# Ford 1700 Jerky / shaky hydraulics



## Charles Kilmon (Sep 13, 2020)

I have a Ford 1700 tractor with a Ford 770 front end loader. The hydraulics were working fine and after running the tractor 8 hours tilling a field and moving dirt with the bucket the hydraulics became jerky and jumpy. If the tractor were to sit and cool down the hydraulics are smooth for the first 15 minutes then they become jumpy and jerky. I have flushed the fluid 3 times and I installed a shaft seal and o-rings on the pump. The loader abd the rear hydraulics are still jumpy. I have installed a 0-5000 psi Guage on the auxiliary service port next to the rear hydraulics speed control. With the control lever in the upper position the pressure is 400 to 500 psi. If i place the kever into the locked notch position i am able to get the pressure up to about 3000 psi. Withe the lever in the upper position should i be able to get the pressure up to the 2133 psi calibration value? If so, could the pump need replacement or rebuilt? Does anyone have a part number for a rebuild kit? I have found i new pump for $450.00.


----------



## HarveyW (Sep 15, 2014)

Charles,
I think that you have to chain the lift arms to the rear axle so it cannot raise completely, and then raise the lift lever to check the max pressure.


----------



## Charles Kilmon (Sep 13, 2020)

HarveyW said:


> Charles,
> I think that you have to chain the lift arms to the rear axle so it cannot raise completely, and then raise the lift lever to check the max pressure.
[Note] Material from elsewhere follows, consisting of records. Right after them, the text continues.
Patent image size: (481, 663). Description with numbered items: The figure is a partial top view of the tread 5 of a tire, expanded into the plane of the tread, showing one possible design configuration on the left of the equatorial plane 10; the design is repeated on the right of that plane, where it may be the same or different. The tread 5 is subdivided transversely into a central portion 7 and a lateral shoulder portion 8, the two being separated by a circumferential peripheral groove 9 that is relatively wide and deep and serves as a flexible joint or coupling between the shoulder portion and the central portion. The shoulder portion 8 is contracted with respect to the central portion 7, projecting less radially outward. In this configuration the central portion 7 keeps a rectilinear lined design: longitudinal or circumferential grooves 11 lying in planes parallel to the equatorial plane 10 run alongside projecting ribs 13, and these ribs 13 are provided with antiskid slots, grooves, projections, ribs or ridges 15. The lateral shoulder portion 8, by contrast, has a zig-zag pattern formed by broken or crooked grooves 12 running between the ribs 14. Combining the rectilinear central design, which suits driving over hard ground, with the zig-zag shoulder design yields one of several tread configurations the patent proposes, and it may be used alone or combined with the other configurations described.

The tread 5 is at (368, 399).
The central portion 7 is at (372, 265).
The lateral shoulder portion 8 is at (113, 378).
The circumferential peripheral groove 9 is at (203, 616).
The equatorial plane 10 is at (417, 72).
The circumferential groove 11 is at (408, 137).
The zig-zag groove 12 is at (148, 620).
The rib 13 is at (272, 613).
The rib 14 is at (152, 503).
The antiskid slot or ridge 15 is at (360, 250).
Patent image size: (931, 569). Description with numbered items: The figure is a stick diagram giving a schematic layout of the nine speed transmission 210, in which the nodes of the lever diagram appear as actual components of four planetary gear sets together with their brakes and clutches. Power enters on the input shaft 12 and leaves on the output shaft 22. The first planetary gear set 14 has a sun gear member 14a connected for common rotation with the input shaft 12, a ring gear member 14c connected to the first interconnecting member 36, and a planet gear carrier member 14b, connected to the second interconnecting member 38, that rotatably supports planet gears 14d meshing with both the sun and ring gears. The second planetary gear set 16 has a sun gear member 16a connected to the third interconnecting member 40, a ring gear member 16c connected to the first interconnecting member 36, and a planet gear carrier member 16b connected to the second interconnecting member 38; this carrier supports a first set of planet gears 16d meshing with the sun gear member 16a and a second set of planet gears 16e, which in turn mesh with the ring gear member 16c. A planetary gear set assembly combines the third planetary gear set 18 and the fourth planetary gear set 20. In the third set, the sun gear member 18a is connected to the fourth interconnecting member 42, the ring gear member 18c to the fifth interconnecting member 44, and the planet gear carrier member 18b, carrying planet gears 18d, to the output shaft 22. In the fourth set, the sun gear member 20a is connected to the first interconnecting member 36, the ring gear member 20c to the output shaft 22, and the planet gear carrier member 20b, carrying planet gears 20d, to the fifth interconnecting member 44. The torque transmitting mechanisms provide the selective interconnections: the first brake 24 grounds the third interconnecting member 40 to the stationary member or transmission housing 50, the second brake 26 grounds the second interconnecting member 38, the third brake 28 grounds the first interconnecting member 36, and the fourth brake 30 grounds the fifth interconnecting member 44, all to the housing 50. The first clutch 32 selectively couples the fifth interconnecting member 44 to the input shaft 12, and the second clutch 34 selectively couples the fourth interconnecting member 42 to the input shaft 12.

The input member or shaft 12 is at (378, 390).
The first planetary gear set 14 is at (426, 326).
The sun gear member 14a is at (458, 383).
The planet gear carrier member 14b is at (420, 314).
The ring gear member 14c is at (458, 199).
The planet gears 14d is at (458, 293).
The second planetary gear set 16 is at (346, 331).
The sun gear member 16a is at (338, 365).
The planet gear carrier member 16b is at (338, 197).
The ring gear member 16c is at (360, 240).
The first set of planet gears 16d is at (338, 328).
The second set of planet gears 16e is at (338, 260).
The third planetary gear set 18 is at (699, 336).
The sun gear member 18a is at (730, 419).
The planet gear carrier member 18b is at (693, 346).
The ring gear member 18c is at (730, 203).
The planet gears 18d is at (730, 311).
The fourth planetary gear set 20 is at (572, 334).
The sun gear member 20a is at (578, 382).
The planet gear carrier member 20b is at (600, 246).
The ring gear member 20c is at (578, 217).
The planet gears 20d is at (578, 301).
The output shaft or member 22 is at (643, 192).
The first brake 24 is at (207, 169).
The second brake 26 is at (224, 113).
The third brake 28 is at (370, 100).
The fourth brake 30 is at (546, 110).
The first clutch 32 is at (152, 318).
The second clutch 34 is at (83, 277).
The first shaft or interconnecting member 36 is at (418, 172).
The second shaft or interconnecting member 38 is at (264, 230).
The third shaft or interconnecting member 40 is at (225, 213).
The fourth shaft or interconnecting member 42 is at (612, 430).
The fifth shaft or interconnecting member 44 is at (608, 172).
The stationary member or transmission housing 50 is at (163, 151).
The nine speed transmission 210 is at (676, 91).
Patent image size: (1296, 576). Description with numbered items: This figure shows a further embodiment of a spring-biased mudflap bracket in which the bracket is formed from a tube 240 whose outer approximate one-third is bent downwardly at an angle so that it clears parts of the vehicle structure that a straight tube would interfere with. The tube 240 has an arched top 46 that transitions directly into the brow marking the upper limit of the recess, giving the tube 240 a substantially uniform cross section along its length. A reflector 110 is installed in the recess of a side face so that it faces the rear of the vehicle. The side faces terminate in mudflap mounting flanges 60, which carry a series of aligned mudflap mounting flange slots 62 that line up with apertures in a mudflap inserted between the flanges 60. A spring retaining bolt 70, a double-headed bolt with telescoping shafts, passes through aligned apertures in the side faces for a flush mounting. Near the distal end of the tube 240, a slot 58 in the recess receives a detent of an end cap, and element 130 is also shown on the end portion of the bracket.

I will try that but according to the service manual you just place the lever to the upper higest position (and I talked to a new holland service rep today) not in the notch and the pressure should be adjustable. Putting it into the notch is the same as chaining the lift arms.


----------



## Charles Kilmon (Sep 13, 2020)

UPDATE: Been busy but it was the pump. Installed a new pump and it is working great. Thats for the assist.


----------



## Tim47mac (Jan 6, 2021)

Charles Kilmon said:


> I have a Ford 1700 tractor with a Ford 770 front end loader. The hydraulics were working fine and after running the tractor 8 hours tilling a field and moving dirt with the bucket the hydraulics became jerky and jumpy. If the tractor were to sit and cool down the hydraulics are smooth for the first 15 minutes then they become jumpy and jerky. I have flushed the fluid 3 times and I installed a shaft seal and o-rings on the pump. The loader abd the rear hydraulics are still jumpy. I have installed a 0-5000 psi Guage on the auxiliary service port next to the rear hydraulics speed control. With the control lever in the upper position the pressure is 400 to 500 psi. If i place the kever into the locked notch position i am able to get the pressure up to about 3000 psi. Withe the lever in the upper position should i be able to get the pressure up to the 2133 psi calibration value? If so, could the pump need replacement or rebuilt? Does anyone have a part number for a rebuild kit? I have found i new pump for $450.00.


----------



## Tim47mac (Jan 6, 2021)

Did you remove the filter from inside the transmission case? It's on the right side of the case where the large line attaches on the 4 bolt flange behind rear wheel.
Mine was jerky, kept pulling up. Cleaned, refilled & prime pump & all is good


----------